I may be able to shed some more light on the plight of IRM. The company is actually owned by Banco Valencia, Banco Sabadell and Banco Popular/Caxia. They have assets valued at €668 million although that valuation is suspect and predates the crash.
IRM own five former PW golf courses in Murcia, two luxury hotels and various bars and restaurants. All of which are uneconomic. Only one golf course, Mar Menor makes a modest profit. The problem is caused mainly by the huge cost of water in a desert region. Golf courses are classed as industrial and pay a premium for water. IRM have been trying to get their water re-classified as rural but the water companies will not play.
The bad bank (SARB) have previously been forking out huge sums to keep these golf courses viable in the hope a buyer can be found. The banks will not sell them off individually and seek a buyer for the entire portfolio.
Now IRM have been forced in bankruptcy protection in a move designed to force the SARB to cough up more cash to keep them going. They (IRM) have four months to make payments to their creditors or fold. It’s unlikely the banks involved will help out.
For the SARB it’s a question of throwing good money after bad in the hope an investor can soon be found. That will be a decision for the Bank of Spain.

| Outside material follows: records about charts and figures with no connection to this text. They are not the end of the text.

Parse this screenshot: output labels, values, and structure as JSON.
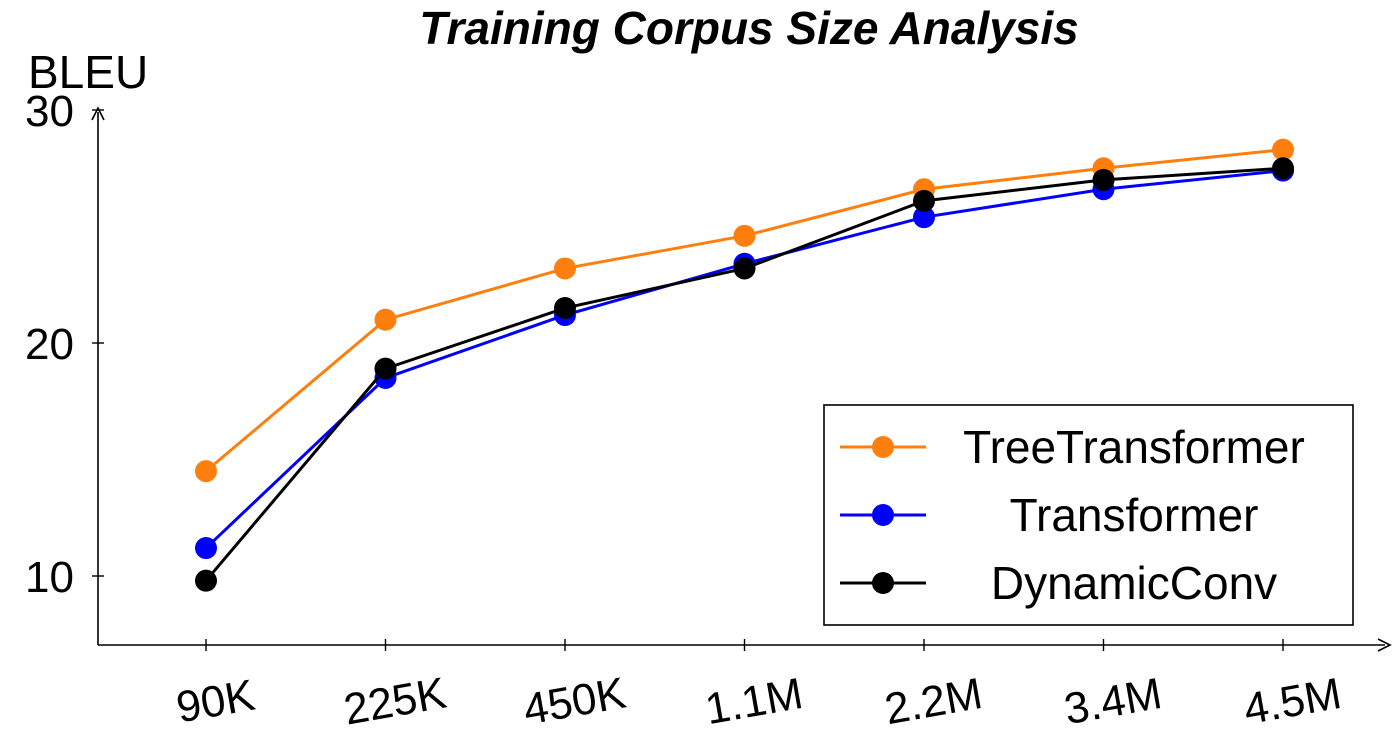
{
  "chart_data": {
    "type": "line",
    "title": "Training Corpus Size Analysis",
    "ylabel": "BLEU",
    "xlabel": "",
    "categories": [
      "90K",
      "225K",
      "450K",
      "1.1M",
      "2.2M",
      "3.4M",
      "4.5M"
    ],
    "ylim": [
      7.2,
      30
    ],
    "yticks": [
      10,
      20,
      30
    ],
    "grid": false,
    "legend_position": "bottom-right",
    "series": [
      {
        "name": "TreeTransformer",
        "color": "#ff7f0e",
        "values": [
          14.5,
          21.0,
          23.2,
          24.6,
          26.6,
          27.5,
          28.3
        ]
      },
      {
        "name": "Transformer",
        "color": "#0000ff",
        "values": [
          11.2,
          18.5,
          21.2,
          23.4,
          25.4,
          26.6,
          27.4
        ]
      },
      {
        "name": "DynamicConv",
        "color": "#000000",
        "values": [
          9.8,
          18.9,
          21.5,
          23.2,
          26.1,
          27.0,
          27.5
        ]
      }
    ]
  }
}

However even Bill Gates may balk at this loss cause. Then again maybe not since he has just put millions into FCC who are equally struggling. Mr Gates has many qualities but I’m not sure investing on a global scale is one of them. 🙂
If IRM do fold these communities will be in further serious difficulties since golf is their life blood. Properties have already fallen around 60 -70% of their original value and many former PW communities are debt burdened at owners fail to meet their obligations.